Scofield also noted that the Year Books of Richard III’s reign contain two interesting references to the Star Chamber. In Michaelmas Term, 2 Richard III, a Spanish merchant brought a bill “coram rege & Consilio in Camera Stallarum” against divers Englishmen, relating that he had been “depredatus & spoliatur” upon the sea near the coast of England and “per quemdam virum bellicosum de Britannia” had been deprived of a certain ship and the merchandise therein. And we learn also that, in the same term, the King summoned all the justices into the Interior Star Chamber, and there, in the presence of the Council, they gave their opinion in regard to certain matters about which the King questioned them. And in the Year Books of the first year of Henry VII it is recorded that Sir William Husee, the Chief Justice, addressing the justices in regard to the observance of the laws, said that when he was attorney to Edward IV all the Lords swore to observe the statutes, and then, an hour later, when they were in the “Star Chambre,” he saw some of those very men make retainments “per oath & serment” and do other things in direct violation of their oaths. From these allusions to the Star Chamber it may be gathered that that room was still frequently used by the Council during the Yorkist period. Indeed, the manner in which Chief Justice Husee spoke of it shows that the room was used for a specific purpose which would be well known to his hearers. It seems safe to conclude that he used the term Star Chamber as an equivalent for the King’s Council.

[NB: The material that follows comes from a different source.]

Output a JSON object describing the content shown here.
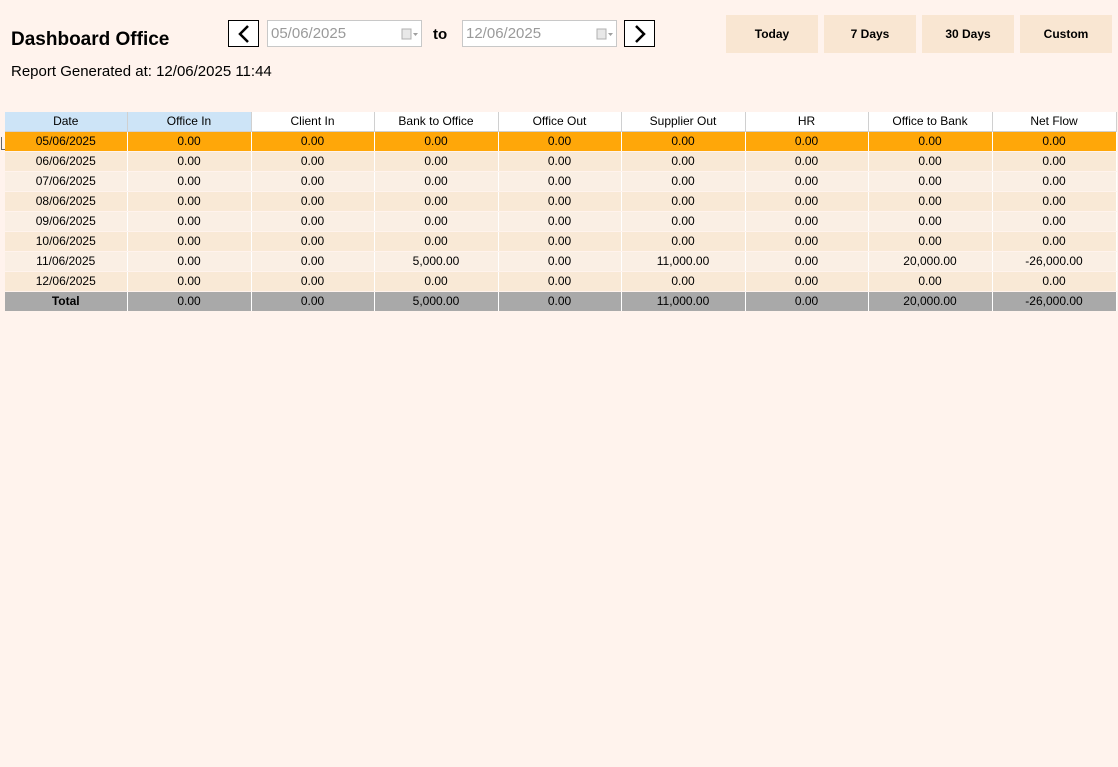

After noting this early history of the room itself, Scofield summarized the history of the Court thus:

References to the room known as the Star Chamber, or Chamber of Stars, extend back to the year 29 Edward III, and the history of the statutory court which came to bear that name carries us through the period of the Tudors and the reign of James I down to the sixteenth year of the reign of Charles I. From the statute [Stat. 31 Hen. VI, c. 2.] are discovered the chief offences which the Council of Henry VI claimed the right to punish, as well as the process used by it, and although the statute was to endure but seven years, its influence is observable long afterwards in the process used by the Court of Star Chamber. The jurisdiction of the King’s Council was evidently a large and indefinite one, since “great riots, extortions oppressions, and grievous offences against the King’s peace and lawe” were terms which covered, or could be made to cover, a vast number of offences: and if with the accession of Edward IV the complaints against the Council ceased, it was not, we may rest assured, because the Council had seen fit to yield to the clamors of the past, but because the great power which it enjoyed under the Yorkist kings made complaint evidently useless.

Regarding the origin of the name for the chamber, Scofield listed and dismissed several theories, in particular one offered by Stow (and others) who stated in his Survey of London that it was so called ‘because the roofe thereof is decked with the likenesse of Starres guilt.”

The accompanying illustration - unfortunately featuring Henry VII - is said to come from a document of 1504 showing the king receiving various clerics in the Star Chamber.